Skip to main content

Preparing to run the Amazon S3 collector

Setting up pre-requisites for running the collector

Make sure that the machine from where you are running the collector meets the following hardware and software requirements.

Table 1.

Item

Requirement

Hardware

RAM

8 GB

CPU

2 Ghz processor

Software

Docker

Click here to get Docker.

Java Runtime Environment

OpenJDK 17 is supported and available here.

data.world specific objects

Dataset

You must have a ddw-catalogs (or other) dataset set up to hold your catalog files when you are done running the collector.



Setting up authentication for cataloging Amazon S3

This section will walk you through the process of setting up an account with S3 read-access policy and setting up a credentials profile file.

Creating a user

Skip this step if you already have an user that you want to run the collector with and the user has ReadOnlyAccess access to Amazon S3. Detailed AWS documentation on this topic is available here.

  1. Login to the AWS portal and navigate to IAM service.

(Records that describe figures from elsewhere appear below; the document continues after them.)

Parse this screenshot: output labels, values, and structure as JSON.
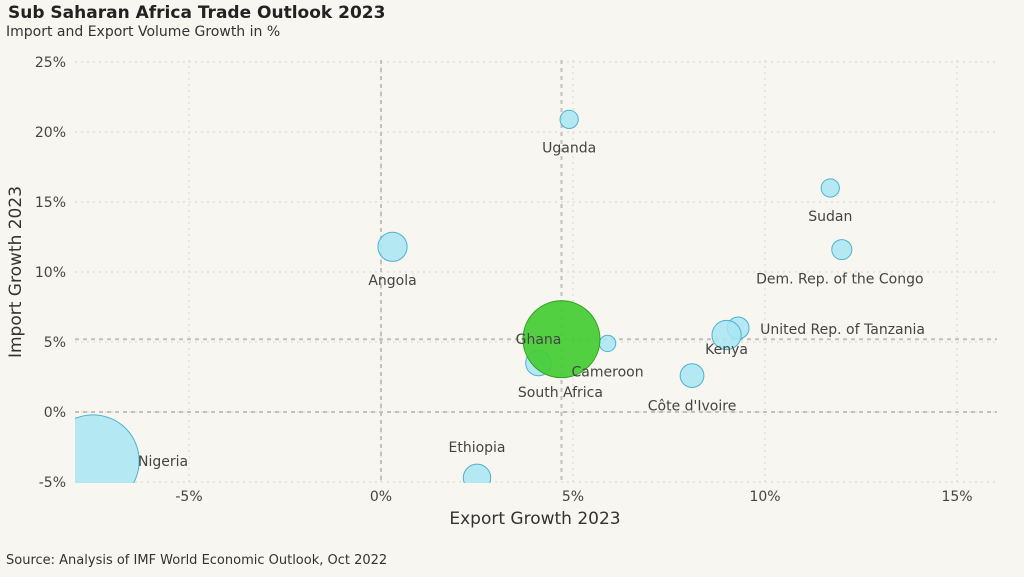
{
  "header": {
    "title": "Sub Saharan Africa Trade Outlook 2023",
    "subtitle": "Import and Export Volume Growth in %"
  },
  "footer": {
    "source": "Source: Analysis of IMF World Economic Outlook, Oct 2022"
  },
  "chart_data": {
    "type": "scatter",
    "title": "Sub Saharan Africa Trade Outlook 2023",
    "subtitle": "Import and Export Volume Growth in %",
    "xlabel": "Export Growth 2023",
    "ylabel": "Import Growth 2023",
    "xlim": [
      -8,
      16
    ],
    "ylim": [
      -5,
      25
    ],
    "x_ticks": [
      -5,
      0,
      5,
      10,
      15
    ],
    "y_ticks": [
      -5,
      0,
      5,
      10,
      15,
      20,
      25
    ],
    "x_tick_labels": [
      "-5%",
      "0%",
      "5%",
      "10%",
      "15%"
    ],
    "y_tick_labels": [
      "-5%",
      "0%",
      "5%",
      "10%",
      "15%",
      "20%",
      "25%"
    ],
    "grid": true,
    "reference_lines": {
      "x": [
        0,
        4.7
      ],
      "y": [
        0,
        5.2
      ]
    },
    "colors": {
      "default": "#a8e6f5",
      "default_stroke": "#4fb0cc",
      "highlight": "#44cc33",
      "highlight_stroke": "#2fa020"
    },
    "points": [
      {
        "label": "Uganda",
        "x": 4.9,
        "y": 20.9,
        "size": 1.0
      },
      {
        "label": "Sudan",
        "x": 11.7,
        "y": 16.0,
        "size": 1.0
      },
      {
        "label": "Angola",
        "x": 0.3,
        "y": 11.8,
        "size": 1.6
      },
      {
        "label": "Dem. Rep. of the Congo",
        "x": 12.0,
        "y": 11.6,
        "size": 1.1
      },
      {
        "label": "United Rep. of Tanzania",
        "x": 9.3,
        "y": 6.0,
        "size": 1.2
      },
      {
        "label": "Kenya",
        "x": 9.0,
        "y": 5.5,
        "size": 1.6
      },
      {
        "label": "Ghana",
        "x": 4.7,
        "y": 5.2,
        "size": 7.5,
        "highlight": true
      },
      {
        "label": "Cameroon",
        "x": 5.9,
        "y": 4.9,
        "size": 0.9
      },
      {
        "label": "South Africa",
        "x": 4.1,
        "y": 3.5,
        "size": 1.4
      },
      {
        "label": "Côte d'Ivoire",
        "x": 8.1,
        "y": 2.6,
        "size": 1.3
      },
      {
        "label": "Ethiopia",
        "x": 2.5,
        "y": -4.7,
        "size": 1.5
      },
      {
        "label": "Nigeria",
        "x": -7.5,
        "y": -3.5,
        "size": 9.0
      }
    ]
  }
}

Under Users, click Add users to add an user. You can also select an existing user.

  2. On the next screen:

    1. In the Permissions option, select Add permissions (attach policies directly).

    2. In, Permissions policies section, select AmazonS3ReadOnlyAccess.

      Click Next.

  3. On the last screen click the Add permissions or Create user.

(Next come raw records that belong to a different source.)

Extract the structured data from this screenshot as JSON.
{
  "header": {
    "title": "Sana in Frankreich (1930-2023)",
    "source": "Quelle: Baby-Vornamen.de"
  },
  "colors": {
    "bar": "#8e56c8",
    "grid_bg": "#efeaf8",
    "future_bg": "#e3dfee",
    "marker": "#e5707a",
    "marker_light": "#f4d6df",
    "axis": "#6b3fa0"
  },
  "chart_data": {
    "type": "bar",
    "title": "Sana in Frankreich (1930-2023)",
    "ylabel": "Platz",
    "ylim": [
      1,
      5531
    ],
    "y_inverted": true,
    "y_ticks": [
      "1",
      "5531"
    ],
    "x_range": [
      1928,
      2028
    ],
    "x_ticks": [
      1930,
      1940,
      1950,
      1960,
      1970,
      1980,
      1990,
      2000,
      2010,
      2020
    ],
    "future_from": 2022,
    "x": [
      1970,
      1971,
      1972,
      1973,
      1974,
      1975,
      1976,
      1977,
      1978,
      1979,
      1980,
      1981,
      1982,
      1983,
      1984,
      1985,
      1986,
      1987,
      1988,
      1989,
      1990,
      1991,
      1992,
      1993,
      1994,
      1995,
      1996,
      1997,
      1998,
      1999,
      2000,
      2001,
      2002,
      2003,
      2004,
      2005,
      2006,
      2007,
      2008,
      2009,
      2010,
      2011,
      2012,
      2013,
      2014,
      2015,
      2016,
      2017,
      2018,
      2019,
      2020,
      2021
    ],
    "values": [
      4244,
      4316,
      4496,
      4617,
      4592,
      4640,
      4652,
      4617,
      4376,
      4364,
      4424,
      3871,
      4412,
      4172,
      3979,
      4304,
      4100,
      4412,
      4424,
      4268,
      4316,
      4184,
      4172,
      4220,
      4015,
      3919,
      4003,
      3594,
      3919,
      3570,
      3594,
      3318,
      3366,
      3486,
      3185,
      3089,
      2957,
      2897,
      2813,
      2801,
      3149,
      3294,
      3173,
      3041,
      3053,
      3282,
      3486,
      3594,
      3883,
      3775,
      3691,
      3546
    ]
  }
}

Obtaining access key for the user

Skip this step if you already have the access key for the user that you plan to use for running the collector. Detailed AWS documentation on this topic is available here.

  1. Login to the AWS portal and navigate to IAM service.

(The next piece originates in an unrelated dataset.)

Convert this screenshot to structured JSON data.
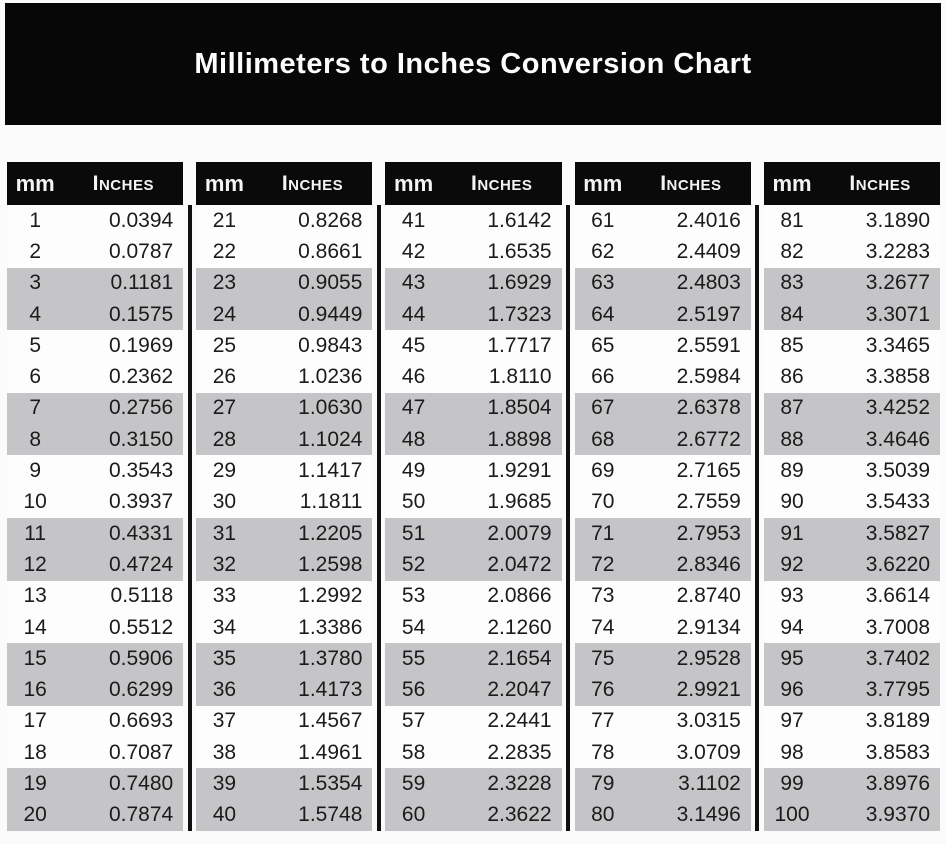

  2. Under Users, select the user that plan to use for the collector.

  3. On the Security credentials tab, click Create access key.

  4. Select Application running outside AWS. Click Next.

  5. Add the optional Description tag. Click Create Access key.

  6. Note down the Access key ID and Secret access key. You will need this information for setting up the credentials file.

Setting up credentials file

Skip this step if you already have the AWS CLI installed and credentials profiles file set up.

  1. Install the AWS CLI.

  2. From the command line, run aws configure. This stores the credentials to ~/.aws/credentials.